With a history spanning over 100 years, Woodlawn Memorial Park has watched Guelph grow into the city it is today. As a Guelph landmark, the team at Woodlawn Memorial Park believes it is important to celebrate and share the history of this great community with visitors. With the support of our dedicated volunteers, Charlotte Mackie and Judy Steele, we are able to offer public walking tours that will give you the opportunity to take a trip back and time and learn more about a piece of Guelph’s history.
Charlotte Mackie has been a volunteer at Woodlawn for many years. Starting as a secretary at Woodlawn in 1986, Charlotte has since retired but continues to volunteer at Woodlawn. As a genealogist and historian, Charlotte dedicates her time to helping research and develop our historical walking tours, including the Mayor’s Tour. Conducting the research necessary to organize a historical walking tour is no easy task, but someone has to do it!

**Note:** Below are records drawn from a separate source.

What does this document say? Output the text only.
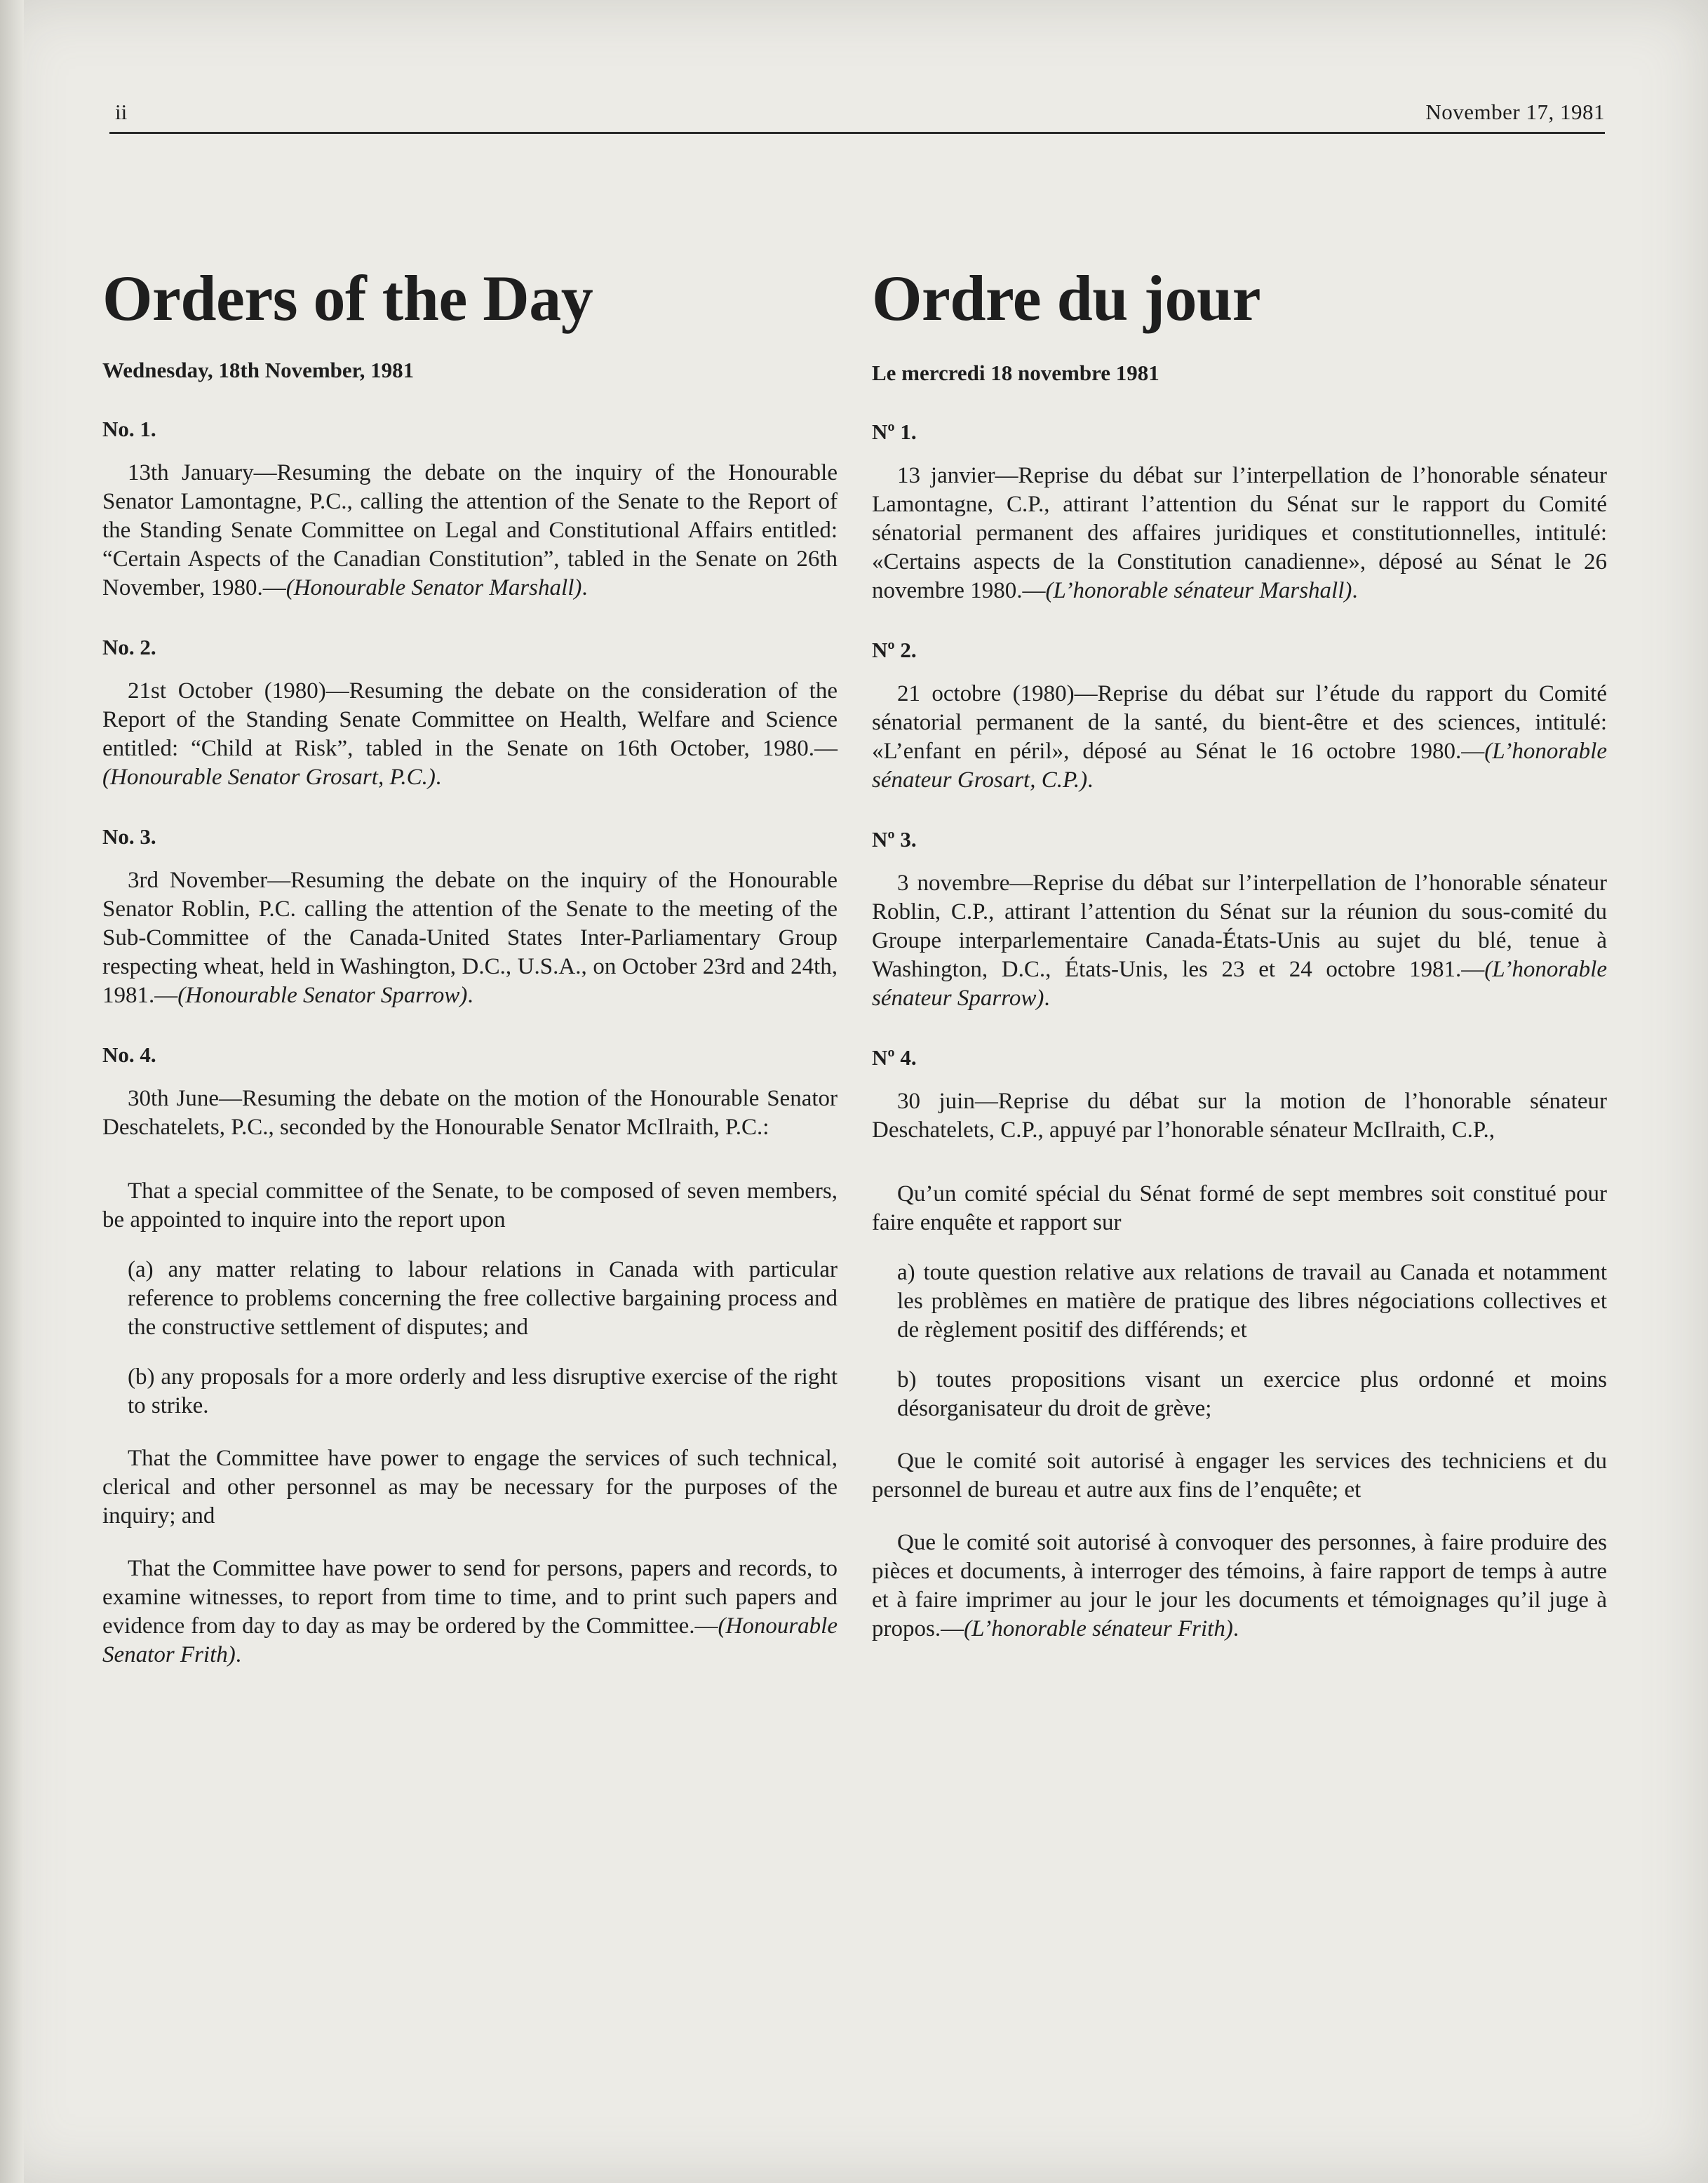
ii	November 17, 1981
Orders of the Day
Wednesday, 18th November, 1981
No. 1.

13th January—Resuming the debate on the inquiry of the Honourable Senator Lamontagne, P.C., calling the attention of the Senate to the Report of the Standing Senate Committee on Legal and Constitutional Affairs entitled: “Certain Aspects of the Canadian Constitution”, tabled in the Senate on 26th November, 1980.—(Honourable Senator Marshall).

No. 2.

21st October (1980)—Resuming the debate on the consideration of the Report of the Standing Senate Committee on Health, Welfare and Science entitled: “Child at Risk”, tabled in the Senate on 16th October, 1980.—(Honourable Senator Grosart, P.C.).

No. 3.

3rd November—Resuming the debate on the inquiry of the Honourable Senator Roblin, P.C. calling the attention of the Senate to the meeting of the Sub-Committee of the Canada-United States Inter-Parliamentary Group respecting wheat, held in Washington, D.C., U.S.A., on October 23rd and 24th, 1981.—(Honourable Senator Sparrow).

No. 4.

30th June—Resuming the debate on the motion of the Honourable Senator Deschatelets, P.C., seconded by the Honourable Senator McIlraith, P.C.:

That a special committee of the Senate, to be composed of seven members, be appointed to inquire into the report upon

(a) any matter relating to labour relations in Canada with particular reference to problems concerning the free collective bargaining process and the constructive settlement of disputes; and

(b) any proposals for a more orderly and less disruptive exercise of the right to strike.

That the Committee have power to engage the services of such technical, clerical and other personnel as may be necessary for the purposes of the inquiry; and

That the Committee have power to send for persons, papers and records, to examine witnesses, to report from time to time, and to print such papers and evidence from day to day as may be ordered by the Committee.—(Honourable Senator Frith).

Ordre du jour
Le mercredi 18 novembre 1981
Nº 1.

13 janvier—Reprise du débat sur l’interpellation de l’honorable sénateur Lamontagne, C.P., attirant l’attention du Sénat sur le rapport du Comité sénatorial permanent des affaires juridiques et constitutionnelles, intitulé: «Certains aspects de la Constitution canadienne», déposé au Sénat le 26 novembre 1980.—(L’honorable sénateur Marshall).

Nº 2.

21 octobre (1980)—Reprise du débat sur l’étude du rapport du Comité sénatorial permanent de la santé, du bient-être et des sciences, intitulé: «L’enfant en péril», déposé au Sénat le 16 octobre 1980.—(L’honorable sénateur Grosart, C.P.).

Nº 3.

3 novembre—Reprise du débat sur l’interpellation de l’honorable sénateur Roblin, C.P., attirant l’attention du Sénat sur la réunion du sous-comité du Groupe interparlementaire Canada-États-Unis au sujet du blé, tenue à Washington, D.C., États-Unis, les 23 et 24 octobre 1981.—(L’honorable sénateur Sparrow).

Nº 4.

30 juin—Reprise du débat sur la motion de l’honorable sénateur Deschatelets, C.P., appuyé par l’honorable sénateur McIlraith, C.P.,

Qu’un comité spécial du Sénat formé de sept membres soit constitué pour faire enquête et rapport sur

a) toute question relative aux relations de travail au Canada et notamment les problèmes en matière de pratique des libres négociations collectives et de règlement positif des différends; et

b) toutes propositions visant un exercice plus ordonné et moins désorganisateur du droit de grève;

Que le comité soit autorisé à engager les services des techniciens et du personnel de bureau et autre aux fins de l’enquête; et

Que le comité soit autorisé à convoquer des personnes, à faire produire des pièces et documents, à interroger des témoins, à faire rapport de temps à autre et à faire imprimer au jour le jour les documents et témoignages qu’il juge à propos.—(L’honorable sénateur Frith).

Charlotte came up with the idea for a Mayor’s Tour after finding an article about the Guelph Mayors in the July 20th, 1927 Centennial Edition of the Guelph Evening Mercury and Advertiser. Building on this article, the Genealogy Society had recorded and indexed all of the monuments present at Woodlawn Cemetery during that time. Using this index and the dates of death listed on the monument register, Charlotte located each burial and cross referenced these with our burial register.
The next step was to research microfilms of Guelph newspapers at the Guelph Public Library and to copy the obituary or funeral notice for each mayor. It was through these that Charlotte gathered the information needed to write biographies for the 53 mayors that are interred in the Woodlawn Cemetery. You can find these in our tour brochure. During her research, Charlotte discovered that there are additional Guelph mayor burial sites located in the United States, Manitoba, Marymount, St. Mary’s and in St. Joseph’s Cemetery in Guelph.
The Mayor’s Tour was the first walking tour that was held at Woodlawn Memorial Park, taking place on July 12, 1988. Due to it’s success, we’ve held walking tours almost yearly since that time. What is interesting to see is how technology has changed since we first held the tour all those years ago. When conducting the research necessary to organize these tours in the past, our volunteers had to spend copious amounts of time flipping through microfilm documents. Today, the advent of the internet has helped our volunteers access a wider range of information more efficiently, helping us make our tours as accurate and informative as possible.
If you haven’t had a chance to check out our Mayor’s Tour, we highly suggest you add it to your summer activity list. If you have and are interested in a different tour, you’ll be happy to know that we have many ideas for future tours, including ones focused on past Woodlawn Memorial Park keepers, Physicians & Healers, Interesting & Famous Women, and Brewers and Innkeepers to name a few.